Boolean functions on $S_n$ which are nearly linear

TL;DR

This paper characterizes functions on the symmetric group that are nearly linear, showing they are close to unions of disjoint cosets, thus extending Friedgut-Kalai-Naor type theorems to $S_n$ with sharp bounds.

Contribution

It establishes sharp stability results for Boolean and real-valued functions on $S_n$ that are close to linear, linking them to unions of cosets, and extends fundamental theorems in Boolean analysis.

Findings

Functions close to linear are near unions of disjoint cosets.

Sharp bounds are proven for functions close to Boolean and linear functions.

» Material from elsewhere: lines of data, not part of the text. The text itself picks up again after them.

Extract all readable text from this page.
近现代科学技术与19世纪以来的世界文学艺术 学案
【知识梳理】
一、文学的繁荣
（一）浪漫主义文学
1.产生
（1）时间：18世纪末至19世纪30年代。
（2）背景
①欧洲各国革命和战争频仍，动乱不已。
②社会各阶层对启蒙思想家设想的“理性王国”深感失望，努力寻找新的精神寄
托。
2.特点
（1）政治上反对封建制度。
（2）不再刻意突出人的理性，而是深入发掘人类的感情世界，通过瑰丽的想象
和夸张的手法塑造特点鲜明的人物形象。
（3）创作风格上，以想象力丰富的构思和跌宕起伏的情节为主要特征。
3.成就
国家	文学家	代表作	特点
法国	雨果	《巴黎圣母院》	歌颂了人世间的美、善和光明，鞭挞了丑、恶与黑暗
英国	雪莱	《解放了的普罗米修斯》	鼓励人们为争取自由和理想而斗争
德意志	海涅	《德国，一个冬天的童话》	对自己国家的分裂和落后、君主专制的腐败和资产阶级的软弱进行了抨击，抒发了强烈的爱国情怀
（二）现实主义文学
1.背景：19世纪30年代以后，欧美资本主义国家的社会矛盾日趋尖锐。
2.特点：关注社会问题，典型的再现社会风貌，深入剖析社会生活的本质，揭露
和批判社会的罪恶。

Results extend Friedgut-Kalai-Naor theorem to the symmetric group.

Abstract

We show that if $f\colon S_n \to \{0,1\}$ is $\epsilon$-close to linear in $L_2$ and $\mathbb{E}[f] \leq 1/2$ then $f$ is $O(\epsilon)$-close to a union of "mostly disjoint" cosets, and moreover this is sharp: any such union is close to linear. This constitutes a sharp Friedgut-Kalai-Naor theorem for the symmetric group. Using similar techniques, we show that if $f\colon S_n \to \mathbb{R}$ is linear, $\Pr[f \notin \{0,1\}] \leq \epsilon$, and $\Pr[f = 1] \leq 1/2$, then $f$ is $O(\epsilon)$-close to a union of mostly disjoint cosets, and this is also sharp; and that if $f\colon S_n \to \mathbb{R}$ is linear and $\epsilon$-close to $\{0,1\}$ in $L_\infty$ then $f$ is $O(\epsilon)$-close in $L_\infty$ to a union of disjoint cosets.